For the record Todd, I am a Helicopter Pilot ... NOT a gun salesman... when I posted the "Looking for a P30" thread,I was giving other members a heads up where to find a P30 at a VERY reasonable price. You want to ban me? Have at it, but all you did was deprive two people the chance to buy a P30 at $869



How about re-instating that thread...


----------



## Todd (Jul 3, 2006)

*Public response from Todd*

*One: * No advertising unless you are a PAYING sponsor. 
*Two:* If you have something for sale, it goes in the Classified section. If you do not have the 50 post count minimum to post in the Classified section, you wait until you do have it. 
*Three:* You do not air your grievances with the rules of this forum or the moderation team in the public forum.  You do it via PM. 
*Four:* No creation of multiple accounts, especially for the purpose of posting a public grievance after you have been banned already.

All of these offenses carry possible or automatic banning. But you would have known that if you read the forum guidelines before you signed up.
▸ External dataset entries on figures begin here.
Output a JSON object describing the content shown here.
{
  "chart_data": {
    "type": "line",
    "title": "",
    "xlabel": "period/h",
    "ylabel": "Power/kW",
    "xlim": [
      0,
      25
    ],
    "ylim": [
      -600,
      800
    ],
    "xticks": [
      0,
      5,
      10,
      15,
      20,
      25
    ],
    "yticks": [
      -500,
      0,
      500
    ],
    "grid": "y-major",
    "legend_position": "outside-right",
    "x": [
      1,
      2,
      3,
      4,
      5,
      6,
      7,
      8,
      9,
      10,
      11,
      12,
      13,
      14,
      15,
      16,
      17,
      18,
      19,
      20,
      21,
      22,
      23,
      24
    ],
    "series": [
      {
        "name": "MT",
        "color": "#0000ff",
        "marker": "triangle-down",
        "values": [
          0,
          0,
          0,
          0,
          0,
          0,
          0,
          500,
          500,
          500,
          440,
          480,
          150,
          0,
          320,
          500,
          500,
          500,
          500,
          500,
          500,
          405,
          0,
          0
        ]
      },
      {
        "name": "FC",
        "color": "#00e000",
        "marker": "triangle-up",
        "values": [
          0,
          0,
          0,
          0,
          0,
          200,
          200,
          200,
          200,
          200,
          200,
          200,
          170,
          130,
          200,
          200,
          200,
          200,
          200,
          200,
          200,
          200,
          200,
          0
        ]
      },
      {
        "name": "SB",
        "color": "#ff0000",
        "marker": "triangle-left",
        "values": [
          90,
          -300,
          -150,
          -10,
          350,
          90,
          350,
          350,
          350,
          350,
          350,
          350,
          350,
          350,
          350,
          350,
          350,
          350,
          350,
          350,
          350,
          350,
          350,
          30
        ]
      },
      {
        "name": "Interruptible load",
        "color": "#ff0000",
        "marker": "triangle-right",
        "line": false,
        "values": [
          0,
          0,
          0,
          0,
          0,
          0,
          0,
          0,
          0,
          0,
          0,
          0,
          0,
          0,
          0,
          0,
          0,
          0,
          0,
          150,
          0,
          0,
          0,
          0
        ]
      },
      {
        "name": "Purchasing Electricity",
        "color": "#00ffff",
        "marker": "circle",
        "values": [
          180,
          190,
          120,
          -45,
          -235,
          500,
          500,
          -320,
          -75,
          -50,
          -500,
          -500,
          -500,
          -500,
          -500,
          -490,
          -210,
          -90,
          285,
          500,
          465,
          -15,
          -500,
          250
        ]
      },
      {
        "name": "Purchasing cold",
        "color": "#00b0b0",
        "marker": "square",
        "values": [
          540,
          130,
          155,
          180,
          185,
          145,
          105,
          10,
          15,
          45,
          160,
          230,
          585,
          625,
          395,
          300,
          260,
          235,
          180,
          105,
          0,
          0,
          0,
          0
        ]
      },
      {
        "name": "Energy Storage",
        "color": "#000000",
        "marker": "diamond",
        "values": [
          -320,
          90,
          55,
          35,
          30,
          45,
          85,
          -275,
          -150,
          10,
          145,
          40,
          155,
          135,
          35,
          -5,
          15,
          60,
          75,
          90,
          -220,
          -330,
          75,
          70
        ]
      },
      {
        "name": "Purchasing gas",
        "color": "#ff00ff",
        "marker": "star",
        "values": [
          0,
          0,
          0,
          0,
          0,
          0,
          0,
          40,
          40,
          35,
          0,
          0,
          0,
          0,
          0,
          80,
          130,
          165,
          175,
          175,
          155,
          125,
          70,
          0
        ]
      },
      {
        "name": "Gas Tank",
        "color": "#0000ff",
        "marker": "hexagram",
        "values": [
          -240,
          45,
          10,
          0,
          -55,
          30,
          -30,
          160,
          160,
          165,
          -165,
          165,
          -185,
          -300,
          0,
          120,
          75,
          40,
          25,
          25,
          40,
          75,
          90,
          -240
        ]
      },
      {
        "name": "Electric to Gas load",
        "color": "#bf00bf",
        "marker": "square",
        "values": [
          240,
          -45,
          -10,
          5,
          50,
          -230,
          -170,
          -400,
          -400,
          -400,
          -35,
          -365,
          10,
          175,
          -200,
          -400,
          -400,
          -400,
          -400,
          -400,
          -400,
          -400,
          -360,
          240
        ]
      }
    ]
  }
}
We have rules on this forum and those rules will be followed or there are consequences for violations. You don't like the rules or how things are run here, I'm sure there is another forum that will suit your needs.

And no, I am not re-opening or reinstating the thread. As a brand new member who has been banned twice now, I find your insistence and "concern" about getting the members here a good deal a little too good to be true. Frankly, I do not believe that you don't have some connection to the store you were pushing.


----------